New rules make banks liable for fraud online transactions
do not know how many of you have read the directions issued by the of the Reserve Bank of India recently to all banks on ‘limiting the customer liability in case of unauthorised electronic banking transactions’. If you haven’t, I would suggest that you read it, because it’s a very crucial document vis-à-vis your rights as consumers of banking services and you will need to be fully conversant with it, in order to deal with unauthorised debits in your account!

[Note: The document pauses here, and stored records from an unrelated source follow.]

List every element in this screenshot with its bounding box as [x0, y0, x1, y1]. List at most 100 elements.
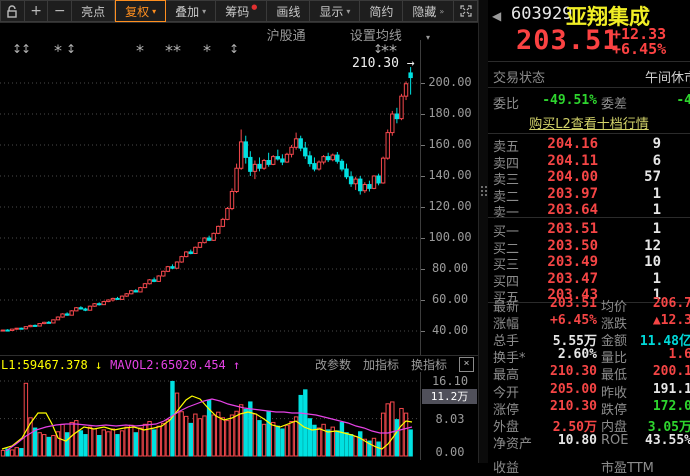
stat-value: 205.00	[536, 382, 597, 397]
bid-row-qty: 12	[598, 238, 661, 254]
hide-button[interactable]: 隐藏 »	[403, 0, 454, 22]
trade-status-label: 交易状态	[493, 67, 545, 86]
overlay-button[interactable]: 叠加 ▾	[166, 0, 216, 22]
stat-value: 1.6	[626, 347, 690, 362]
ask-row-price: 203.64	[528, 202, 598, 218]
l2-upsell-link[interactable]: 购买L2查看十档行情	[488, 113, 690, 132]
weibi-label: 委比	[493, 93, 519, 112]
right-arrow-icon: →	[407, 56, 415, 71]
display-label: 显示	[319, 3, 343, 20]
adjust-label: 复权	[125, 3, 149, 20]
zoom-out-button[interactable]: −	[48, 0, 72, 22]
bid-row-qty: 1	[598, 271, 661, 287]
trading-app-window: { "colors": {"r":"#f54545","g":"#2ed52e"…	[0, 0, 690, 463]
ask-row-label: 卖一	[493, 202, 519, 221]
toolbar: + − 亮点 复权 ▾ 叠加 ▾ 筹码 ● 画线 显示 ▾ 简约 隐藏 »	[0, 0, 478, 23]
stat-value: 206.7	[626, 296, 690, 311]
bid-row-price: 203.50	[528, 238, 598, 254]
expand-icon	[460, 5, 472, 17]
chips-label: 筹码	[225, 3, 249, 20]
stock-code: 603929	[511, 4, 572, 24]
stat-label: ROE	[601, 433, 628, 448]
volume-axis: 16.10 11.2万 8.03 0.00	[420, 372, 479, 460]
price-tick: 60.00	[421, 292, 479, 306]
bid-row-price: 203.49	[528, 254, 598, 270]
mavol1-legend: L1:59467.378 ↓	[1, 358, 102, 372]
adjust-button[interactable]: 复权 ▾	[115, 0, 166, 22]
price-tick: 200.00	[421, 75, 479, 89]
highlight-button[interactable]: 亮点	[72, 0, 115, 22]
stat-value: 43.55%	[626, 433, 690, 448]
unlock-icon	[7, 5, 18, 18]
volume-current-value-badge: 11.2万	[422, 389, 477, 404]
up-arrow-icon: ↑	[233, 358, 240, 372]
volume-chart[interactable]	[0, 372, 420, 460]
stat-label: 净资产	[493, 433, 532, 452]
chevron-down-icon: ▾	[346, 7, 350, 16]
double-chevron-right-icon: »	[439, 7, 444, 16]
zoom-in-button[interactable]: +	[25, 0, 49, 22]
chevron-down-icon: ▾	[152, 7, 156, 16]
close-indicator-button[interactable]: ×	[459, 357, 474, 372]
trade-status-value: 午间休市	[608, 67, 690, 86]
high-price-annotation: 210.30 →	[352, 56, 415, 71]
hide-label: 隐藏	[412, 3, 436, 20]
simple-mode-button[interactable]: 简约	[360, 0, 403, 22]
volume-indicator-header: L1:59467.378 ↓ MAVOL2:65020.454 ↑ 改参数 加指…	[0, 355, 478, 373]
price-tick: 80.00	[421, 261, 479, 275]
ask-row-qty: 9	[598, 136, 661, 152]
ask-row-qty: 6	[598, 153, 661, 169]
price-tick: 40.00	[421, 323, 479, 337]
stat-value: 203.51	[536, 296, 597, 311]
price-tick: 100.00	[421, 230, 479, 244]
candlestick-chart[interactable]	[0, 40, 420, 356]
lock-button[interactable]	[0, 0, 25, 22]
stat-value: +6.45%	[536, 313, 597, 328]
stat-value: 210.30	[536, 364, 597, 379]
chips-button[interactable]: 筹码 ●	[216, 0, 267, 22]
price-tick: 180.00	[421, 106, 479, 120]
ask-row-qty: 57	[598, 169, 661, 185]
back-arrow-button[interactable]: ◀	[492, 9, 501, 23]
volume-tick: 16.10	[421, 374, 479, 388]
bid-row-qty: 10	[598, 254, 661, 270]
change-params-button[interactable]: 改参数	[315, 356, 351, 373]
down-arrow-icon: ↓	[95, 358, 102, 372]
stat-value: ▲12.3	[626, 313, 690, 328]
price-tick: 160.00	[421, 137, 479, 151]
mavol2-legend: MAVOL2:65020.454 ↑	[110, 358, 240, 372]
switch-indicator-button[interactable]: 换指标	[411, 356, 447, 373]
splitter-grip-icon	[481, 186, 483, 188]
red-dot-badge-icon: ●	[251, 3, 257, 11]
ask-row-qty: 1	[598, 202, 661, 218]
stat-value: 200.1	[626, 364, 690, 379]
price-tick: 120.00	[421, 199, 479, 213]
chevron-down-icon: ▾	[202, 7, 206, 16]
volume-tick: 8.03	[421, 412, 479, 426]
weibi-value: -49.51%	[536, 93, 597, 108]
stat-label: 市盈TTM	[601, 457, 654, 476]
add-indicator-button[interactable]: 加指标	[363, 356, 399, 373]
volume-tick: 0.00	[421, 445, 479, 459]
fullscreen-button[interactable]	[454, 0, 478, 22]
bid-row-qty: 1	[598, 221, 661, 237]
weicha-value: -4	[626, 93, 690, 108]
bid-row-price: 203.51	[528, 221, 598, 237]
ask-row-qty: 1	[598, 186, 661, 202]
stat-value: 2.60%	[536, 347, 597, 362]
ask-row-price: 203.97	[528, 186, 598, 202]
price-axis: 200.00 180.00 160.00 140.00 120.00 100.00 80.0…	[420, 40, 479, 356]
ask-row-price: 204.16	[528, 136, 598, 152]
weicha-label: 委差	[601, 93, 627, 112]
display-button[interactable]: 显示 ▾	[310, 0, 360, 22]
bid-row-price: 203.47	[528, 271, 598, 287]
overlay-label: 叠加	[175, 3, 199, 20]
stat-value: 10.80	[536, 433, 597, 448]
ask-row-price: 204.11	[528, 153, 598, 169]
quote-panel: ◀ 603929 亚翔集成 203.51 +12.33 +6.45% 交易状态 …	[488, 0, 690, 463]
draw-line-button[interactable]: 画线	[267, 0, 310, 22]
price-tick: 140.00	[421, 168, 479, 182]
last-price: 203.51	[516, 25, 620, 56]
stat-value: 172.0	[626, 399, 690, 414]
stat-value: 210.30	[536, 399, 597, 414]
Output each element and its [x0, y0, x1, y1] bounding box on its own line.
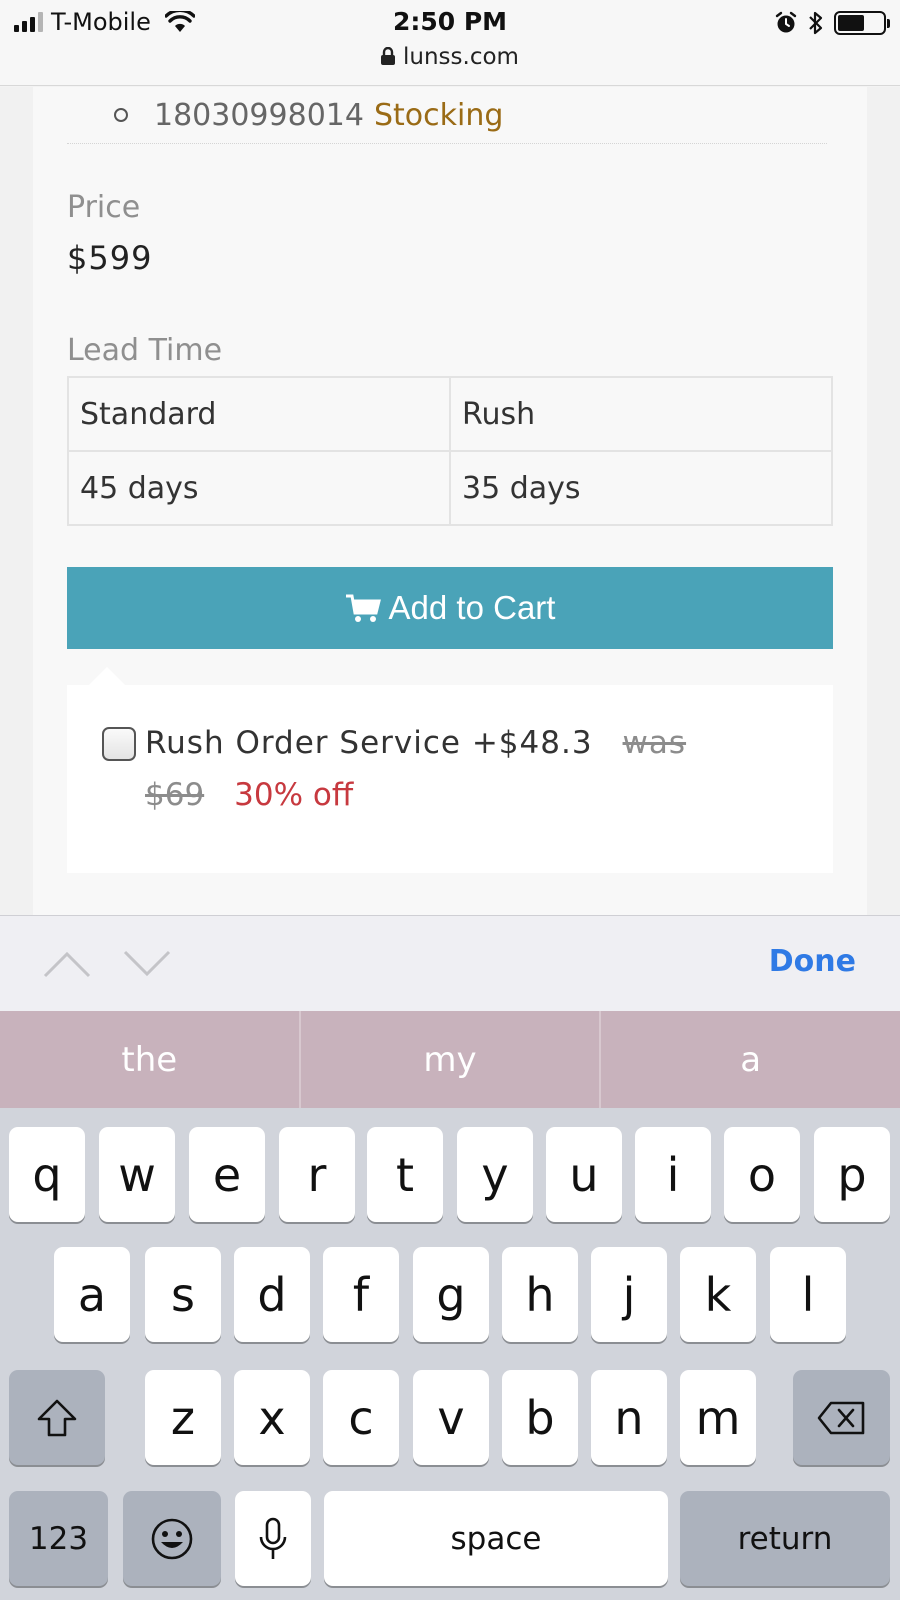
address-bar[interactable]: lunss.com	[0, 44, 900, 70]
emoji-key[interactable]	[123, 1491, 221, 1586]
lead-time-table: Standard Rush 45 days 35 days	[67, 376, 833, 526]
bullet-icon	[114, 108, 128, 122]
done-button[interactable]: Done	[769, 944, 856, 979]
numbers-key[interactable]: 123	[9, 1491, 108, 1586]
key[interactable]: x	[234, 1370, 310, 1465]
key[interactable]: a	[54, 1247, 130, 1342]
chevron-down-icon[interactable]	[122, 946, 172, 982]
page-content: 18030998014 Stocking Price $599 Lead Tim…	[0, 87, 900, 915]
key[interactable]: y	[457, 1127, 533, 1222]
rush-order-pricing: $69 30% off	[145, 777, 353, 813]
key[interactable]: f	[323, 1247, 399, 1342]
part-number-row: 18030998014 Stocking	[67, 87, 827, 144]
key[interactable]: h	[502, 1247, 578, 1342]
url-text: lunss.com	[403, 44, 519, 70]
shift-key[interactable]	[9, 1370, 105, 1465]
price-value: $599	[67, 239, 153, 277]
lock-icon	[381, 46, 396, 65]
alarm-icon	[775, 11, 797, 33]
status-right	[774, 10, 890, 36]
status-bar: T-Mobile 2:50 PM lunss.com	[0, 0, 900, 86]
delete-key[interactable]	[793, 1370, 890, 1465]
microphone-icon	[259, 1517, 287, 1559]
key[interactable]: e	[189, 1127, 265, 1222]
shift-icon	[37, 1399, 77, 1436]
key[interactable]: d	[234, 1247, 310, 1342]
key[interactable]: m	[680, 1370, 756, 1465]
was-label: was	[622, 725, 687, 761]
stock-status: Stocking	[373, 97, 504, 133]
table-header-cell: Rush	[449, 376, 833, 452]
suggestion-item[interactable]: my	[301, 1011, 602, 1108]
add-to-cart-button[interactable]: Add to Cart	[67, 567, 833, 649]
key[interactable]: j	[591, 1247, 667, 1342]
key[interactable]: c	[323, 1370, 399, 1465]
keyboard-accessory-bar: Done	[0, 915, 900, 1011]
cart-icon	[345, 594, 381, 622]
product-card: 18030998014 Stocking Price $599 Lead Tim…	[33, 87, 867, 915]
key[interactable]: w	[99, 1127, 175, 1222]
key[interactable]: l	[770, 1247, 846, 1342]
lead-time-label: Lead Time	[67, 333, 223, 368]
chevron-up-icon[interactable]	[42, 946, 92, 982]
bluetooth-icon	[809, 11, 823, 35]
keyboard: q w e r t y u i o p a s d f g h j k l z …	[0, 1108, 900, 1600]
key[interactable]: k	[680, 1247, 756, 1342]
rush-order-checkbox[interactable]	[102, 727, 136, 761]
key[interactable]: s	[145, 1247, 221, 1342]
table-cell: 35 days	[449, 450, 833, 526]
part-number: 18030998014	[154, 97, 364, 133]
table-row: 45 days 35 days	[67, 450, 833, 526]
table-header-row: Standard Rush	[67, 376, 833, 452]
key[interactable]: n	[591, 1370, 667, 1465]
table-header-cell: Standard	[67, 376, 451, 452]
key[interactable]: g	[413, 1247, 489, 1342]
rush-order-label: Rush Order Service +$48.3	[145, 725, 593, 761]
key[interactable]: b	[502, 1370, 578, 1465]
table-cell: 45 days	[67, 450, 451, 526]
microphone-key[interactable]	[235, 1491, 311, 1586]
predictive-bar: the my a	[0, 1011, 900, 1108]
battery-icon	[834, 11, 890, 35]
space-key[interactable]: space	[324, 1491, 668, 1586]
key[interactable]: z	[145, 1370, 221, 1465]
key[interactable]: i	[635, 1127, 711, 1222]
key[interactable]: q	[9, 1127, 85, 1222]
key[interactable]: u	[546, 1127, 622, 1222]
rush-order-line: Rush Order Service +$48.3 was	[145, 725, 686, 761]
return-key[interactable]: return	[680, 1491, 890, 1586]
suggestion-item[interactable]: the	[0, 1011, 301, 1108]
add-to-cart-label: Add to Cart	[388, 589, 556, 626]
emoji-icon	[151, 1518, 193, 1559]
suggestion-item[interactable]: a	[601, 1011, 900, 1108]
old-price: $69	[145, 777, 205, 813]
key[interactable]: v	[413, 1370, 489, 1465]
price-label: Price	[67, 190, 141, 225]
clock-time: 2:50 PM	[392, 7, 508, 36]
key[interactable]: p	[814, 1127, 890, 1222]
key[interactable]: r	[279, 1127, 355, 1222]
key[interactable]: o	[724, 1127, 800, 1222]
discount-badge: 30% off	[234, 777, 354, 813]
delete-icon	[817, 1401, 864, 1434]
rush-order-box: Rush Order Service +$48.3 was $69 30% off	[67, 667, 833, 873]
key[interactable]: t	[367, 1127, 443, 1222]
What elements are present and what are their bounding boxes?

In these directions issued on July 6, RBI makes it clear that a customer has no liability when an unauthorised transaction happens on account of fraud, contributory negligence or deficiency on the part of the bank. Similarly, even where neither the customer nor the bank is at fault, but the problem lies elsewhere in the system, the customer does not have any liability, provided she or he notifies the bank about the illegal operation within three days of receiving an alert from the bank. And the bank shall credit the amount involved in such transaction to the customer’s account in 10 days, says RBI.
However, in cases where such fraud takes place on account of the negligence of the customer, the entire loss, until the date of reporting the unlawful transaction, will be borne by the customer, says the banking regulator. Well, it is only fair that the customer pay for any negligence on his/her part, but the problem is, even where there is no negligence on the part of the customer, banks blame the customer for divulging the password or such security information to a third party, thereby leading to unauthorised transaction! In fact, if you look at such cases decided by the consumer courts as well as the banking ombudsman, you will find that banks never admit their negligence or even third party breach. In many cases, they do not even bother to investigate, as they find it convenient to point a finger at the customer!
In order to circumvent this problem, the RBI says that the “burden of proving customer liability in cases of unauthorised electronic banking transactions shall lie on the bank”. In other words, earlier, bank customers had the extremely difficult task of proving the negligence of the bank and their innocence, in order to get the bank to make good the loss suffered by them. Now, banks can escape liability only if they prove that the customer was responsible for such fraud.
The RBI has also emphasized the need for banks to not only send immediately and without fail, SMS and e-mail alerts, but also ensure that such messages are enabled to carry the customer’s reply too, so that a consumer can report any such fraud immediately.
This is extremely important because in a number of complaints resolved by the Banking Ombudsman on fraudulent transactions in 2015-16, for example, it was found that the customer had not received the SMS alert at all. In fact, in a recent case decided by the National Consumer Disputes Redressal Commission, it was found that the customer got two messages about unauthorised use of his debit card — for ₹976 and ₹769. Even though he immediately brought it to the notice of the bank, the latter did not take any action. So, the consumer electronically transferred the money from his ATM-linked account to another, to safeguard it. And while doing so, he realised that there was another debit of ₹28,949 for which he had not even got the SMS alert! (SBI Vs Dr JCS Kataky, RP No. 3073 of 2016)
So hopefully at least now, banks will not only put in place robust and adequate measures to detect and prevent fraud, but also comply fully with RBI directions.